Paul Vivien, artiste et designer membre du collectif OYÉ, expérimente ce changement de paradigme en privilégiant la mutualisation, la réutilisation et la récupération de matériels et de matériaux (comme le bambou et le plexiglas recyclé), dans une logique de réappropriation de la chaîne de fabrication. L’impact écologique est intégré dès la conception et devient partie intégrante de la démarche artistique. Paul Vivien souligne également l’importance de la collaboration et des partages de savoirs, qui nécessitent d’intégrer un temps dédié au sein du processus créatif. Le résultat : des œuvres et dispositifs scénographiques modulables, à faible empreinte environnementale et innovants à la fois dans le processus et dans l’usage.

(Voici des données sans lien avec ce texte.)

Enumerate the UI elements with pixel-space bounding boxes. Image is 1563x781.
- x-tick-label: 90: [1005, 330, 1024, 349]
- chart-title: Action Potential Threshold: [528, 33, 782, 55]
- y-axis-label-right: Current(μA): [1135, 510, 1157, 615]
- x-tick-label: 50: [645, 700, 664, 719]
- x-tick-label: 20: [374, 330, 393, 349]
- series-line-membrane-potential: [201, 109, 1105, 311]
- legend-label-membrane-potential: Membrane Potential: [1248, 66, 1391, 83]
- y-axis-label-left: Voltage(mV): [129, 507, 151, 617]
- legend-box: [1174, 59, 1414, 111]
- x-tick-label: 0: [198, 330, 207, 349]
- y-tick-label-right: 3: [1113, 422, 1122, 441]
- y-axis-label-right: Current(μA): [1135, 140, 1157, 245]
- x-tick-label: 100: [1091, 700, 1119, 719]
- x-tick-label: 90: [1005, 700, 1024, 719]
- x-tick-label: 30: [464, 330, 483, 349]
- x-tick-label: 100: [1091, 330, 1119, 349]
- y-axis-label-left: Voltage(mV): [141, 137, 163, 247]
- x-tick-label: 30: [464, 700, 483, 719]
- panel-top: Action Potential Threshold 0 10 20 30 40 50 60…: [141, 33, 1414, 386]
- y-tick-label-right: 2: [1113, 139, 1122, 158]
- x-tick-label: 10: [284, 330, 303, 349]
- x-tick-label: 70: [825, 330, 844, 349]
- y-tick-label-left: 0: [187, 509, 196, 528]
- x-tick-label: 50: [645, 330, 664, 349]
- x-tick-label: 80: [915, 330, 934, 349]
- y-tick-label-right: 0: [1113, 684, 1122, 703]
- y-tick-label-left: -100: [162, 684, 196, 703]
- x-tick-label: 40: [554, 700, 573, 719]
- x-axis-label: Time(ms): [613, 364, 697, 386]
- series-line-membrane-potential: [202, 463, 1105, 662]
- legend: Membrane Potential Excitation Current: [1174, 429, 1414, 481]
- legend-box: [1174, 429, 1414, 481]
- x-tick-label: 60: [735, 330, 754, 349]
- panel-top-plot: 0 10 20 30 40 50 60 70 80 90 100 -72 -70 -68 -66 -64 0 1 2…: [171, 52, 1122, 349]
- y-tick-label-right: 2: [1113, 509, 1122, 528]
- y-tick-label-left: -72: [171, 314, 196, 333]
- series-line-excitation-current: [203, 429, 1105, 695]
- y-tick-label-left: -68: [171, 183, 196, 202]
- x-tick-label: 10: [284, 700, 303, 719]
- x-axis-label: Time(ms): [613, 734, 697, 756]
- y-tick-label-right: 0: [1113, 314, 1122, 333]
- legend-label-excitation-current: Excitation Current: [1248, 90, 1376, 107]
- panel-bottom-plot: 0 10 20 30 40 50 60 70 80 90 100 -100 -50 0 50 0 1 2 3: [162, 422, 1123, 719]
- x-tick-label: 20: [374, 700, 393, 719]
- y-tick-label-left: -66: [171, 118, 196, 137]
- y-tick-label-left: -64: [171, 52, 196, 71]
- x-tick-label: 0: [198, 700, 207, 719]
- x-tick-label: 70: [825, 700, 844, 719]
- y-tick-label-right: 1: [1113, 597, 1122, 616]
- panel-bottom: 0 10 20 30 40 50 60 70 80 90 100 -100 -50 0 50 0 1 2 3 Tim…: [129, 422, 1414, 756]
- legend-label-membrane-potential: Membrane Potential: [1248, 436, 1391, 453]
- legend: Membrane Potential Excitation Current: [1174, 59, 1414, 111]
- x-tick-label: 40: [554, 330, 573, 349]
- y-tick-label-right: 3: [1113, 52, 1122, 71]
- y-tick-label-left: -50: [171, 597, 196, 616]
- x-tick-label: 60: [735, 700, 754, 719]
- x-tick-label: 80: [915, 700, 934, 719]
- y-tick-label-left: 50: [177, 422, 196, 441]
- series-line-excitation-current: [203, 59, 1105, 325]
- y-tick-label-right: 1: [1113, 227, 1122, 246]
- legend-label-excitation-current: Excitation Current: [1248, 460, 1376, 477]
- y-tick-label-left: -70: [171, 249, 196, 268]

Aurélie Herbet, maître de conférences à l’Université Paris 1 Panthéon Sorbonne et artiste résidente au 6b à Saint-Denis, explique quant à elle que « prendre le temps d’apprendre de nouvelles techniques, comme le tataki zome qui consiste à imprimer des plantes sur du tissu, permet non seulement de ralentir le rythme de production, mais aussi d’enrichir les pratiques créatives ». Elle souligne que le temps « perdu » pour apprendre de nouvelles techniques permet aussi de transmettre et contribue à la valeur des travaux artistiques. Elle intègre ainsi dans ses œuvres le partage de savoir-faire et la co-création avec les publics, au sein de fablabs et d’ateliers partagés.
« Dans la relation au public, le ralentissement passe aussi par l’attention. On a beaucoup de mal à se reconnecter au temps-long, à cause des usages numériques », résume l’un des participants de la rencontre à l’issue du slow meeting. Alors comment l’art numérique peut-il amener le public à prendre conscience du rapport au temps et à ralentir ? La relation entre le territoire, le temps et le numérique est au cœur des œuvres d’Aurélie Herbet, qui invite le public à redécouvrir des lieux en ralentissant. « Le numérique peut nous aider à prendre le temps de comprendre notre environnement », explique-t-elle. À travers son travail, elle interroge les transformations urbaines et propose de nouvelles expériences sensorielles. Elle crée des situations « attentives », par exemple à travers son œuvre Jardin à Défendre, installation sonore et sensorielle qui amène à prendre le temps d’écouter, et à sortir du rapport très immédiat véhiculé par les outils numériques.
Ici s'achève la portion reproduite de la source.